Mainstream economics has tried to save itself by more or less substituting human capital for knowledge/ideas. But knowledge or ideas should not be confused with human capital. Although some have problems with the distinction between ideas and human capital in modern endogenous growth theory, this passage gives a succinct and accessible account of the difference:

Of the three statevariables that we endogenize, ideas have been the hardest to bring into the applied general equilibrium structure. The difficulty arises because of the defining characteristic of an idea, that it is a pure nonrival good. A given idea is not scarce in the same way that land or capital or other objects are scarce; instead, an idea can be used by any number of people simultaneously without congestion or depletion.

Because they are nonrival goods, ideas force two distinct changes in our thinking about growth, changes that are sometimes conflated but are logically distinct. Ideas introduce scale effects. They also change the feasible and optimal economic institutions. The institutional implications have attracted more attention but the scale effects are more important for understanding the big sweep of human history.

The distinction between rival and nonrival goods is easy to blur at the aggregate level but inescapable in any microeconomic setting. Picture, for example, a house that is under construction. The land on which it sits, capital in the form of a measuring tape, and the human capital of the carpenter are all rival goods. They can be used to build this house but not simultaneously any other. Contrast this with the Pythagorean Theorem, which the carpenter uses implicitly by constructing a triangle with sides in the proportions of 3, 4 and 5. This idea is nonrival. Every carpenter in the world can use it at the same time to create a right angle.

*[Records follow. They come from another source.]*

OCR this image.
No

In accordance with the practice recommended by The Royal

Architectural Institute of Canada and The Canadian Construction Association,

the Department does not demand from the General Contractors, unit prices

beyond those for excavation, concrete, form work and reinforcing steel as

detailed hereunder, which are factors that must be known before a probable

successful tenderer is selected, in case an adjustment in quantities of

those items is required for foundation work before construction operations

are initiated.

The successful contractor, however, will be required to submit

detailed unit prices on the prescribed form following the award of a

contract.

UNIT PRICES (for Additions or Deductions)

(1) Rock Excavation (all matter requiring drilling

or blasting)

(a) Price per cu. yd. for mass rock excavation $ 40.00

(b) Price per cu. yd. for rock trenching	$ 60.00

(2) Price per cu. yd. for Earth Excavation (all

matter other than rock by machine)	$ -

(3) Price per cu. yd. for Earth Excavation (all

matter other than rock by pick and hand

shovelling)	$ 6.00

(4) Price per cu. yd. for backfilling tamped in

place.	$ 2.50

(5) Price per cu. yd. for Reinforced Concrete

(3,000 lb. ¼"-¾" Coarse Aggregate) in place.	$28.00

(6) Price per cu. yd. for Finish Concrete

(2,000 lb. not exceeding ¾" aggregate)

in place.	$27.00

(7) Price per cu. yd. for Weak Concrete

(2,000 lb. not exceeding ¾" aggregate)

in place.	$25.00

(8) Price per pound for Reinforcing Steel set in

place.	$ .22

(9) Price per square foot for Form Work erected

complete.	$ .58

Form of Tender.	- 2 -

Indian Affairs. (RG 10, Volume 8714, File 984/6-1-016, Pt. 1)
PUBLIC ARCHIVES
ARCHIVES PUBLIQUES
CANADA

Of course, human capital and ideas are tightly linked in production and use. Just as capital produces output and forgone output can be used to produce capital, human capital produces ideas and ideas are used in the educational process to produce human capital. Yet ideas and human capital are fundamentally distinct. At the micro level, human capital in our triangle example literally consists of new connections between neurons in a carpenter’s head, a rival good. The 3-4-5 triangle is the nonrival idea. At the macro level, one cannot state the assertion that skill-biased technical change is increasing the demand for education without distinguishing between ideas and human capital. 

  1. Gerald Holtham
    December 18, 2022 at 11:39 pm

    The work of Hausmann and Hidalgo at Harvard is interesting. They look for data that might indicate the presence of know-how, explicit or implicit knowledge. They find it in extremely disaggregated trade data, which enables them to construct an index of an economy’s relative complexity. Complexity shows how widespread competitive know-how is in a given economy relative to others and this turns out to be a useful leading indicator for subsequent economic growth. It is a creative example of using real data to trace an important unobservable element in economic life. The results often overthrow conventional theory. They find, for example, that trade and development does not lead to specialisation. On the contrary the richest and most successful economies are generally the most diverse.

  2. yoshinorishiozawa
    December 20, 2022 at 1:04 pm

    It is a bit sad that this important question (the plausibility of Romer’s growth theory) does not attract interest of many readers. I sympathise with Lars Syll. Many readers of this page are only frustrated with the general state of the mainstream economics, but they are not interested of what are fatally wrong with mainstream economics.

    As for Gerald’s attention on Hausmann and Hidalgo’s work on complexity, I have a doubt if it is plausible to call their index “complexity.” It may be related to dynamic capability of nations, bot it seems much has to be done before we know the real (I mean causal) relations between them.